Ma Gesù aveva detto: “Sono venuto a dividere il figlio dal padre” (Matteo 10,35). A separare le generazioni, ossia a cambiare il mondo. Non nel senso di promuovere l’odio bensì di riconoscere che la conquista della giustizia e dell’eguaglianza possono solo avvenire attraverso la lotta, l’impegno. Provare a rinnovare la società implica inevitabilmente la creazione di una frattura fra chi aspiri a liberarsi dalle catene dello sfruttamento, della discriminazione e della miseria, e chi invece intenda mantenere a ogni costo i propri privilegi e le proprie abitudini.
“Non sono venuto a portare la pace ma la spada”: una frase poco citata dai buonisti, che preferiscono far credere che il conflitto sia un male in sé, come la rivoluzione; e che l’unica cosa buona o sensata da fare sia porgere l’altra guancia. No. La vera violenza non nasce dalla differenza o dalla divisione: al contrario, dalla forzata omogeneità di idee e comportamenti.

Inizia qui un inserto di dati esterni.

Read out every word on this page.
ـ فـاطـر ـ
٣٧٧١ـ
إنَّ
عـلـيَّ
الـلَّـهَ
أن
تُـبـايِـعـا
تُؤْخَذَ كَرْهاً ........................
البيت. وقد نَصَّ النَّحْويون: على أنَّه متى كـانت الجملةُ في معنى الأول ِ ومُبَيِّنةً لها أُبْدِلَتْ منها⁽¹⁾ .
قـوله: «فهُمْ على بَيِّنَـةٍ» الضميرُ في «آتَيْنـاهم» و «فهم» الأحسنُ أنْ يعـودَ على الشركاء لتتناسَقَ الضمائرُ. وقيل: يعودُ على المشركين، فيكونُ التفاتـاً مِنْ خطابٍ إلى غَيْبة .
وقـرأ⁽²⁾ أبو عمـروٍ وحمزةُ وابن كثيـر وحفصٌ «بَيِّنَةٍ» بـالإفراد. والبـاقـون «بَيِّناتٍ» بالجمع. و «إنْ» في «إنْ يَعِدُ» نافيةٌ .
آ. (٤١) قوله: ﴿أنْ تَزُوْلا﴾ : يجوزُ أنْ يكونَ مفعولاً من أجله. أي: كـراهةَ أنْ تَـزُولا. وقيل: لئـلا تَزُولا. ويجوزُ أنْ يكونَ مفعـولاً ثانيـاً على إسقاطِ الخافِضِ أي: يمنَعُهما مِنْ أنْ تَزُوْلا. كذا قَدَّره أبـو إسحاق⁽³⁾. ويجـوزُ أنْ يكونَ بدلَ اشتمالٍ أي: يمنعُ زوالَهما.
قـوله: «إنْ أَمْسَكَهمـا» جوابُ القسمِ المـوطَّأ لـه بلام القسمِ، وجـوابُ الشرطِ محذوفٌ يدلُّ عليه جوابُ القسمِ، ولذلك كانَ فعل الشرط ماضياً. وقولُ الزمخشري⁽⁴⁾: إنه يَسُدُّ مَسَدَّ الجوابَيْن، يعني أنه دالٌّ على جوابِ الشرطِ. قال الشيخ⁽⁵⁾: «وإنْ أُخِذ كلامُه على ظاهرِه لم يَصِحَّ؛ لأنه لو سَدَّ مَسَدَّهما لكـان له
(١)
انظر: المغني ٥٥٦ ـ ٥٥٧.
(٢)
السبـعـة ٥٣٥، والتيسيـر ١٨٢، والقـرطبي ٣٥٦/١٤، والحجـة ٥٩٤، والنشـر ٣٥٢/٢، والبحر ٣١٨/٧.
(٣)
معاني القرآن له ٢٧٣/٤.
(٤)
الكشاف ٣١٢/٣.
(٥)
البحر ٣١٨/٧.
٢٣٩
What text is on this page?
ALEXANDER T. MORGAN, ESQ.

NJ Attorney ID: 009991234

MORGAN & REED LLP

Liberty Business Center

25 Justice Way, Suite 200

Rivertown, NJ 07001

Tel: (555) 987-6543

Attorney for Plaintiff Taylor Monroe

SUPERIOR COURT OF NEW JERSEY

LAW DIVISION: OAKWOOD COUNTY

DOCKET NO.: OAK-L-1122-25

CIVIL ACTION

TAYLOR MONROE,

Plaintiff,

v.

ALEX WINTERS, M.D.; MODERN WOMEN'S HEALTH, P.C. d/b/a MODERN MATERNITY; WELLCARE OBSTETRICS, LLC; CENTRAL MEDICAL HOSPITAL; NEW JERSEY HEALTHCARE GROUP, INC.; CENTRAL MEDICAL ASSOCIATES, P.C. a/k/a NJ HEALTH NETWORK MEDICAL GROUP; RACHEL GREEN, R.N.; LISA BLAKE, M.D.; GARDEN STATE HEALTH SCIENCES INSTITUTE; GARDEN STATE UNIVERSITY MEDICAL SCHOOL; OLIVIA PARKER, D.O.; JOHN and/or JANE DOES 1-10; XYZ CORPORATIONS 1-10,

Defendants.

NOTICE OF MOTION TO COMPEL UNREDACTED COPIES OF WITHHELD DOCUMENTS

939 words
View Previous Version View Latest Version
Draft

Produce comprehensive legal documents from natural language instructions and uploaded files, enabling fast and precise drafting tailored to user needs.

Mi pare che i discorsi e gli atteggiamenti di papa Francesco mostrino che anche lui sia consapevole che l’umanità non possa più permettersi rassegnazione e ignavia: che anche lui si renda conto che la passività nei confronti dei potenti e dei ricchi ci stia conducendo alla catastrofe ambientale e sociale, alla fine della civiltà. E tuttavia questa doppia santificazione mostra quanto sia difficile affrancarsi dall’ideologia del neocapitalismo, diffusa e resa egemonica dai suoi media. Purtroppo la Chiesa che ha proclamato santi Angelo Roncalli e Karol Wojtyla non è la Chiesa di Roncalli e neppure quella di Bergoglio: è la Chiesa liberista nata, come spiegava su Time nel 1992 un articolo di Carl Bernstein (uno dei due reporter del Watergate), dalla santa alleanza contro il socialismo stretta da Reagan e Giovanni Paolo II.
I quali, entrambi, avevano eccezionali capacità mediatiche e comunicative: ma indirizzate a un’enorme massa di singoli individui, solo momentaneamente riscattati dalla solitudine a cui li aveva costretti la sistematica distruzione delle loro comunità e soprattutto dei loro sogni di emancipazione collettiva.